Kadınlar bu süreçte örgütsel birliklerini sağlayabilmeli ve her zamankinden daha fazla özgürlük talebini güçlendirmelidir. Bu konuda PAJK ve KJB örnek örgütleme ve mücadele modelleri olarak önümüzde durmaktadır. Bunun güçlü bir mirası da olduğunu açıkça vurgulamak gerekiyor. Belki örgütsel mücadele anlamında PAJK ve KJB örnek modeller olabilir ama mücadeleyi toplumun her alanında büyütmek gerekiyor. Özgürlük sorunu sadece örgütsel alanlarda ya da askeri alanlarda değildir özgürlük sorunu toplumun olduğu her yerdedir dolayısıyla toplumun her tabakasında özgürlük mücadelesi verilmelidir. Bunun ortak örgütlülükleri de acil bir ihtiyaç olarak karşımıza çıkmaktadır. Her kadının özgürlük için verdiği bir emek vardır biz tarihimizden bu güne kadar her kadının bu konuda yürütmüş olduğu mücadeleyi özgürlük yolunda verilmiş tarihi bir emek olarak ele alıyoruz.
Biz düşünce ve felsefik olarak diyoruz ki bizim kadın kurtuluş ideolojimiz tüm kadınların kurtuluş ideolojisidir.
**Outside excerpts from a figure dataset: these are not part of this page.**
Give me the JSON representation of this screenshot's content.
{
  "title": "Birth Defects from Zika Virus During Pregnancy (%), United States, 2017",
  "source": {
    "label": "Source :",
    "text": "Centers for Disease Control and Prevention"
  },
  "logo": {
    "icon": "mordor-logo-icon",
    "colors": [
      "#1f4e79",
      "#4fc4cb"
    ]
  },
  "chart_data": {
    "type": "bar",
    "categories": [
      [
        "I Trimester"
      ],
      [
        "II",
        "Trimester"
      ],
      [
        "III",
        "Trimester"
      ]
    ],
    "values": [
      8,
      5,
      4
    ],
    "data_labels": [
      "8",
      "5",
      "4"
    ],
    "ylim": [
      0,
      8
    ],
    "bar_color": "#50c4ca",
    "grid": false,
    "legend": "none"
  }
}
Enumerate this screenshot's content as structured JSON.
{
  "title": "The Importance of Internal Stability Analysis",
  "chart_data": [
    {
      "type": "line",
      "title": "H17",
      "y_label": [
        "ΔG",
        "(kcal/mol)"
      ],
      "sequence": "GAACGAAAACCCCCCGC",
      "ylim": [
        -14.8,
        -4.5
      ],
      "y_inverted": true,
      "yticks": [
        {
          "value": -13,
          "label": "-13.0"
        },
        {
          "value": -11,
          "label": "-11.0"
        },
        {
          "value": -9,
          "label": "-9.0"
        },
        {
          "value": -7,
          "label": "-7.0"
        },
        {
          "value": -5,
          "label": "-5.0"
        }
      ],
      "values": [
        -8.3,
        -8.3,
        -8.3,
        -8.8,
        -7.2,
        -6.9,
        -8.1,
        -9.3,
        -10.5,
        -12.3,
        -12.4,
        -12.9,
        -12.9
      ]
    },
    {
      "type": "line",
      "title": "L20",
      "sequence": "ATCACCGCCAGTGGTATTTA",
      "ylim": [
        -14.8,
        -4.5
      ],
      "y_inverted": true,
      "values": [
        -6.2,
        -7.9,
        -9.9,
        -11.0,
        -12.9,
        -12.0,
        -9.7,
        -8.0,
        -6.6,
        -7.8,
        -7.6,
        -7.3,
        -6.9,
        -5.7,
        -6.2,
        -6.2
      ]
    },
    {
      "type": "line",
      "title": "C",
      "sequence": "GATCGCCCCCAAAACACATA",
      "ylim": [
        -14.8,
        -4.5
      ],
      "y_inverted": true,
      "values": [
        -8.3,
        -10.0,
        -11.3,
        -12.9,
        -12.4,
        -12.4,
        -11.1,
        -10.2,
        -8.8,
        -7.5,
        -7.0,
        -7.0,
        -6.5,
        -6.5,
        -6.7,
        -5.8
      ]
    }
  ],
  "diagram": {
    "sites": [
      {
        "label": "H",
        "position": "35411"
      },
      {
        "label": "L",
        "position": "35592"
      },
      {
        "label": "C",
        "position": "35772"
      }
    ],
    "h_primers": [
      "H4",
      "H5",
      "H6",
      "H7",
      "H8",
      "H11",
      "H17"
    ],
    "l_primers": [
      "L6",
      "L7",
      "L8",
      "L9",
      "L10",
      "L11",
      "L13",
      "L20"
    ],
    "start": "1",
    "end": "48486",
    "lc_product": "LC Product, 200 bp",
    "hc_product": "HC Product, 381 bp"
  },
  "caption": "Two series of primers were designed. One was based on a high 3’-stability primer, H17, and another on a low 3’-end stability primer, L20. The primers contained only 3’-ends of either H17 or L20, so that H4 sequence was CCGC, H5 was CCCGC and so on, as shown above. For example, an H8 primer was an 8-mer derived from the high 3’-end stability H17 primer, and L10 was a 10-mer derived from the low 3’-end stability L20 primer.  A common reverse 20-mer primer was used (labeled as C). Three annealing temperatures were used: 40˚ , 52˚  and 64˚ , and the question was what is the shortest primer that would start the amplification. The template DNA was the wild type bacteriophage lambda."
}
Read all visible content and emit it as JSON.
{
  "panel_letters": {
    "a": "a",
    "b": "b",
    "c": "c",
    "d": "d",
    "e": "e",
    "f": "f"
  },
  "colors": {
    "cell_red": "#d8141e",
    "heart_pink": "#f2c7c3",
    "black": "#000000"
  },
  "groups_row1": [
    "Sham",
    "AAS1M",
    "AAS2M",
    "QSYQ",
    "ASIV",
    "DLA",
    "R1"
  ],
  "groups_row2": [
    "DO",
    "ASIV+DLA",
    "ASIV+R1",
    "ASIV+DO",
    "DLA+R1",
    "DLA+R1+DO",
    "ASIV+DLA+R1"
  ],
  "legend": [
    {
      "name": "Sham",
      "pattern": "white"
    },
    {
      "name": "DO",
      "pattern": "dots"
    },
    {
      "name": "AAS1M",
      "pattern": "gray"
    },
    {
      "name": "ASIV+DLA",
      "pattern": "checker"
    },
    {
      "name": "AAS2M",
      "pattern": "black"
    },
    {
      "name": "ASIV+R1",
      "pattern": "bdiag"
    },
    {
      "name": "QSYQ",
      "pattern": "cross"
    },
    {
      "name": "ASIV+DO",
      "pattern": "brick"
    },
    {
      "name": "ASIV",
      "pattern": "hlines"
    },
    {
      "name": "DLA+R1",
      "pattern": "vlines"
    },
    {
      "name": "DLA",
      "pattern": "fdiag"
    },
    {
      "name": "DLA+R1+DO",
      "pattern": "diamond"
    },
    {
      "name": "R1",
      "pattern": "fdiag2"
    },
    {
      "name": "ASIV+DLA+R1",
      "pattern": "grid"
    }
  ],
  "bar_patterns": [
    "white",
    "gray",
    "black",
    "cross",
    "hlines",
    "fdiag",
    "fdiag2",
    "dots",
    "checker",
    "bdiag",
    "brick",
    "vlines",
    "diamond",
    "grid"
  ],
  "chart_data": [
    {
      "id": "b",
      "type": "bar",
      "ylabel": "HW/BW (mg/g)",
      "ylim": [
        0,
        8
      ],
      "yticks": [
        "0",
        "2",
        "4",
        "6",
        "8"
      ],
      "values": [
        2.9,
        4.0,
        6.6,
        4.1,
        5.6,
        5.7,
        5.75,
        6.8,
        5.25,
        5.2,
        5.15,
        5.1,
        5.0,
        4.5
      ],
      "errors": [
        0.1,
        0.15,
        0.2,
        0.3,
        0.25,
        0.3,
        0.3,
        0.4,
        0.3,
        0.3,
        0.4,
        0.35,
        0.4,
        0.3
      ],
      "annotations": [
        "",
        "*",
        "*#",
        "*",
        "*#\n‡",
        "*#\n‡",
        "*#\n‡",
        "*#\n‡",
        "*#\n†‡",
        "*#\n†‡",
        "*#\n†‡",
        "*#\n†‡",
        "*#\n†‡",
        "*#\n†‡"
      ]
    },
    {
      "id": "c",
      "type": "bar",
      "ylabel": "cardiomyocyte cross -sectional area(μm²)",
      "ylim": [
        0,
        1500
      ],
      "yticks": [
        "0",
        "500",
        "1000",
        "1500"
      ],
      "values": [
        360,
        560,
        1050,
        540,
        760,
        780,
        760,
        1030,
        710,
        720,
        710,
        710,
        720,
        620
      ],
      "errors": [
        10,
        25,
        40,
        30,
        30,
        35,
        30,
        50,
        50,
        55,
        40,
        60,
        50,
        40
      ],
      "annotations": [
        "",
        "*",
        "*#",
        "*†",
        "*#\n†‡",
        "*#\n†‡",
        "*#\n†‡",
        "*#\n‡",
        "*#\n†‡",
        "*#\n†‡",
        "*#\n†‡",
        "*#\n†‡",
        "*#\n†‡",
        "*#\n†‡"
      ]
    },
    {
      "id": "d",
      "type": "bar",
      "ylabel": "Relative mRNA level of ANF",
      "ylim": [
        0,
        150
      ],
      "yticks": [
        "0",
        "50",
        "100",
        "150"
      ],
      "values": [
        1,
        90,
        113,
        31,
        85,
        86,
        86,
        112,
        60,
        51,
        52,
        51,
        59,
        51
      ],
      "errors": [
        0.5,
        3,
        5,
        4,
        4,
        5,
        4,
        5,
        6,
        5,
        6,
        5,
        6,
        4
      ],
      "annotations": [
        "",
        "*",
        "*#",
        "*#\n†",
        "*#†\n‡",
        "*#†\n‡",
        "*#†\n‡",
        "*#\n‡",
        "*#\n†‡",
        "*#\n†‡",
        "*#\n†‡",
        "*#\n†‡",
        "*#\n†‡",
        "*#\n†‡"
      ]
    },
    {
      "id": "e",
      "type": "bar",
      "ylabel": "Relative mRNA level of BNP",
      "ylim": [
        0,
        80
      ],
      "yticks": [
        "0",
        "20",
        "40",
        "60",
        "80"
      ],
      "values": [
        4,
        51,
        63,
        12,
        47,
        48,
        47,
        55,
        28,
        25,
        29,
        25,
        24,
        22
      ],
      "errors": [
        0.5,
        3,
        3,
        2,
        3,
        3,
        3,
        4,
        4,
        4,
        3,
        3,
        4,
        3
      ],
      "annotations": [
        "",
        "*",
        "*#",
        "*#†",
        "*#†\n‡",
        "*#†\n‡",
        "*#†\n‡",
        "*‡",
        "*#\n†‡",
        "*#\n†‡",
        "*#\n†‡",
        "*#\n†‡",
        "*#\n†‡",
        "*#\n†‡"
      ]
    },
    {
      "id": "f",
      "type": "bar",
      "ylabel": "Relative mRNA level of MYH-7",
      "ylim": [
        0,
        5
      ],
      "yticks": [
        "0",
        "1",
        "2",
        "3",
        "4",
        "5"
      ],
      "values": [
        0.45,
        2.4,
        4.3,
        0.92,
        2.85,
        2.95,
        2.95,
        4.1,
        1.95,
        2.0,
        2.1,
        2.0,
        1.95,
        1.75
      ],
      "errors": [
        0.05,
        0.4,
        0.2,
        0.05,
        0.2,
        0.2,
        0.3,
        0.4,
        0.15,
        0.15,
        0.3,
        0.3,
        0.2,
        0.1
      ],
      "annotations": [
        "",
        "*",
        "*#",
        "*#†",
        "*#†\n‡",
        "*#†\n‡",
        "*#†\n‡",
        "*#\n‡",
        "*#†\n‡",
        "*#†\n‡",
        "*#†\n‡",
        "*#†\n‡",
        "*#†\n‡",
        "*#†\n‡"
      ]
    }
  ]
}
Kadın kurtuluş ideolojisi toplumun özgürlük ideolojisidir. Özgür bir toplum ancak özgür bir kadınla gerçekleşir. Kadının özgür olmadığı toplum özgür değildir. Tekrardan vurgulamak gerekirse başlatılmış olan tarihi sürece kadın bulunduğu her alanda güçlü bir katılım yapabilir. Bu süreç ancak kadın ve gençlik öncülüğünde gelişebilecek bir süreçtir. Bu süreç Kürt kadının kendi rolünü en iyi şekilde oynayabileceği bir süreçtir.